On Friday morning, August 15, my daughter and I did something I’ve wanted to do for a couple decades: Skydiving.
I was a bit of a mess in my early 20s, like a lot of people are. I was completely engaged in my alcohol and pornography addictions without recognizing it, had not yet had my bipolar disorder (which ran heavy to the manic) diagnosed and had so many of my priorities out of whack that I wonder how I got through that time with less overall damage than warranted.
But, I was also an adventure/experience seeker and someone who didn’t let fear rule my life like so many people around me. I saw personal and professional opportunities and I went for it. That was half a life ago and with the perspective of more than six years of recovery, I can recognize I wasn’t all bad back then. Despite making poor choices a lot of the time, there was still a lot to my personality I retain today and now simply come at things from a much healthier, wiser perspective.
I didn’t get to skydive back then. I just never got around to it before getting married and starting a family. The crazy things you want to do take a back seat at that point and priorities change. Now, 20 years later, my adventure-seeking daughter (I guess I did rub off a bit on her) agreed to go with me. I figured while I still have what’s left of my knees, it was time to get this off my bucket list.

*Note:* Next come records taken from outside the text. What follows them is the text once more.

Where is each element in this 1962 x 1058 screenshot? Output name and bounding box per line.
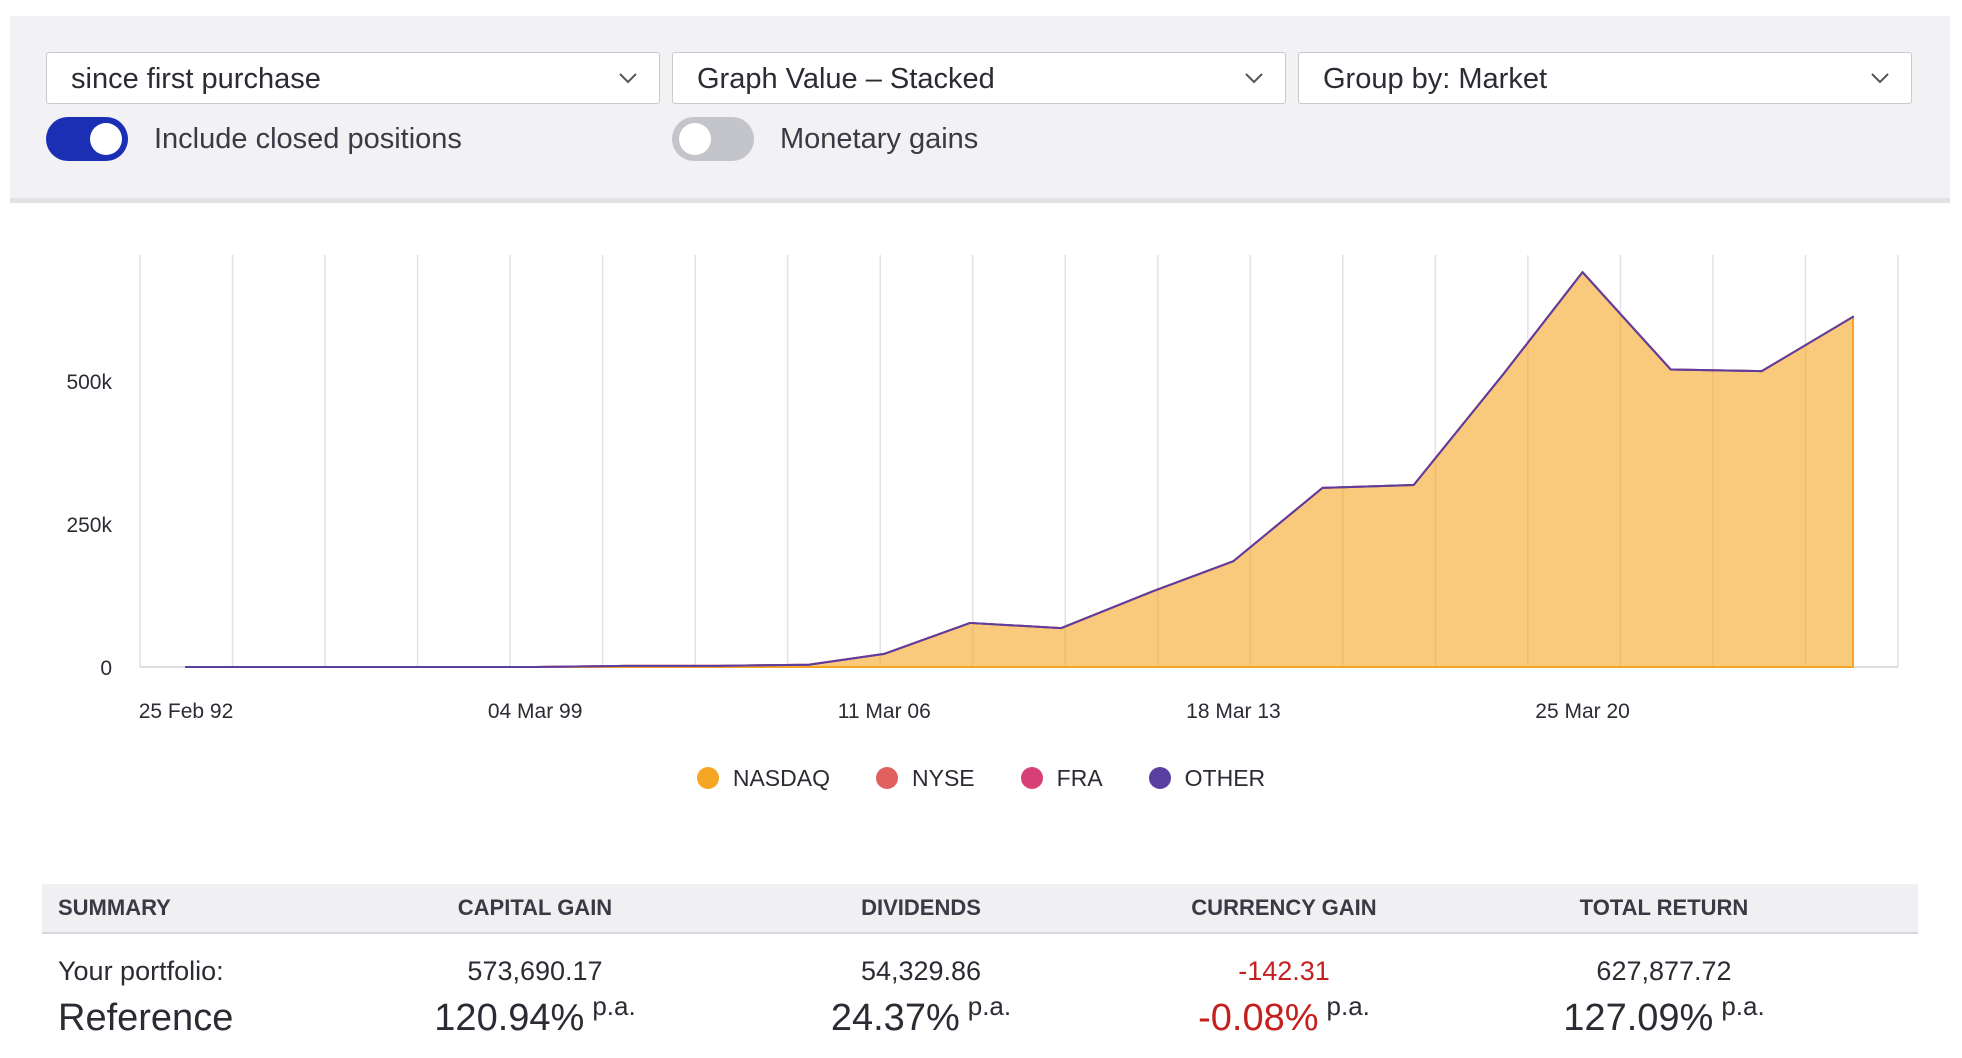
legend-item-fra[interactable]: FRA <box>1020 764 1103 792</box>
header-capital-gain: CAPITAL GAIN <box>457 895 613 920</box>
reference-row: Reference 120.94% p.a. 24.37% p.a. -0.08% p… <box>42 991 1918 1040</box>
summary-header-row: SUMMARY CAPITAL GAIN DIVIDENDS CURRENCY … <box>42 884 1918 934</box>
period-select-value: since first purchase <box>71 63 321 95</box>
include-closed-toggle[interactable] <box>46 117 128 161</box>
chevron-down-icon <box>1245 73 1263 84</box>
reference-capital-gain-cell: 120.94% p.a. <box>342 991 728 1040</box>
pa-label: p.a. <box>967 990 1012 1021</box>
chart-legend: NASDAQ NYSE FRA OTHER <box>0 760 1962 796</box>
legend-dot-icon <box>876 767 898 789</box>
portfolio-total-return: 627,877.72 <box>1596 955 1732 986</box>
portfolio-label: Your portfolio: <box>58 955 224 986</box>
monetary-gains-toggle[interactable] <box>672 117 754 161</box>
graph-type-select[interactable]: Graph Value – Stacked <box>672 52 1286 104</box>
x-tick-label: 04 Mar 99 <box>488 700 583 723</box>
legend-label: FRA <box>1056 764 1103 791</box>
reference-label: Reference <box>58 996 234 1039</box>
x-tick-label: 11 Mar 06 <box>838 700 931 723</box>
reference-dividends-cell: 24.37% p.a. <box>728 991 1114 1040</box>
portfolio-dividends: 54,329.86 <box>860 955 982 986</box>
y-tick-label: 500k <box>66 371 112 394</box>
legend-dot-icon <box>1020 767 1043 789</box>
chevron-down-icon <box>619 73 637 84</box>
group-by-select[interactable]: Group by: Market <box>1298 52 1912 104</box>
toggle-knob <box>90 123 122 155</box>
portfolio-value-chart: 0 250k 500k 25 Feb 92 04 Mar 99 11 Mar 06 18 M… <box>66 255 1899 723</box>
y-tick-label: 250k <box>66 514 112 537</box>
include-closed-row: Include closed positions <box>46 116 462 162</box>
toggle-knob <box>679 123 711 155</box>
pa-label: p.a. <box>1721 990 1765 1021</box>
group-by-select-value: Group by: Market <box>1323 63 1548 95</box>
portfolio-capital-gain: 573,690.17 <box>467 955 603 986</box>
reference-total-return-cell: 127.09% p.a. <box>1454 991 1874 1040</box>
summary-table: SUMMARY CAPITAL GAIN DIVIDENDS CURRENCY … <box>42 884 1918 1040</box>
legend-label: NASDAQ <box>732 764 830 791</box>
x-tick-label: 18 Mar 13 <box>1186 700 1281 723</box>
legend-dot-icon <box>1148 767 1171 789</box>
pa-label: p.a. <box>1326 990 1370 1021</box>
x-tick-label: 25 Feb 92 <box>139 700 234 723</box>
legend-label: NYSE <box>912 764 975 791</box>
portfolio-currency-gain: -142.31 <box>1238 955 1330 986</box>
area-nasdaq <box>185 271 1854 668</box>
area-other <box>185 271 1854 668</box>
monetary-gains-row: Monetary gains <box>672 116 978 162</box>
legend-dot-icon <box>696 767 719 789</box>
reference-currency-gain: -0.08% <box>1198 996 1319 1039</box>
include-closed-label: Include closed positions <box>154 122 462 155</box>
pa-label: p.a. <box>592 990 636 1021</box>
reference-dividends: 24.37% <box>830 996 960 1039</box>
y-tick-label: 0 <box>100 657 112 680</box>
header-summary: SUMMARY <box>58 895 171 920</box>
reference-currency-gain-cell: -0.08% p.a. <box>1114 991 1454 1040</box>
legend-label: OTHER <box>1184 764 1266 791</box>
chevron-down-icon <box>1871 73 1889 84</box>
reference-capital-gain: 120.94% <box>434 996 585 1039</box>
x-tick-label: 25 Mar 20 <box>1535 700 1630 723</box>
legend-item-nyse[interactable]: NYSE <box>876 765 975 792</box>
header-dividends: DIVIDENDS <box>861 895 981 920</box>
legend-item-other[interactable]: OTHER <box>1148 764 1266 792</box>
legend-item-nasdaq[interactable]: NASDAQ <box>696 764 830 792</box>
portfolio-row: Your portfolio: 573,690.17 54,329.86 -14… <box>42 934 1918 996</box>
header-currency-gain: CURRENCY GAIN <box>1191 895 1377 920</box>
period-select[interactable]: since first purchase <box>46 52 660 104</box>
header-total-return: TOTAL RETURN <box>1579 895 1749 920</box>
filter-bar: since first purchase Graph Value – Stack… <box>10 16 1950 203</box>
reference-total-return: 127.09% <box>1563 996 1714 1039</box>
graph-type-select-value: Graph Value – Stacked <box>697 63 995 95</box>
monetary-gains-label: Monetary gains <box>780 122 979 155</box>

It was one of the greatest experiences of my life. If I had a terminal disease, I’d try to do this every day because for those few minutes, especially during the 30-40 seconds of free-fall, you’re thinking of nothing and just taking in the visceral, exhilarating world around you. Yes, jumping (more like falling) out of an airplane feels very foreign and that first tenth of a second is a shock to the system, but you quickly gathering your bearings. You know that you’re falling at a great speed, but it’s not scary because you’re two miles above the ground and know you’re not going to hit anything. The wind is coming at you, so it’s not a feeling of weightlessness, it’s just a feeling of freedom unlike I’ve ever known.
Once the parachute deploys, the most exciting part is over, but gliding down to the ground reminded me a lot of the hot air balloon rides I’ve been on, only faster and more exciting. I worried that landing was going to be rough, yet it was just my butt hitting ground at like 5 mph and dragging seven or eight feet and didn’t hurt one bit.
If you’re ever in Maine and looking for something amazing to do, look up Coastal Skydiving because these were some of the safest, friendliest people I’ve ever met.
I would go again today if I could. If I were 25 and had the same experience, I think I may have looked into it as an actual hobby. It’s expensive and I’m past my prime physically (those were two good weeks), but I will go again at some point. It had that much of an impact on me.
Enjoy some of the photos and a short movie from the experience. As for losing my glasses…whatever. I had extra pairs at home and it was just a small price to pay.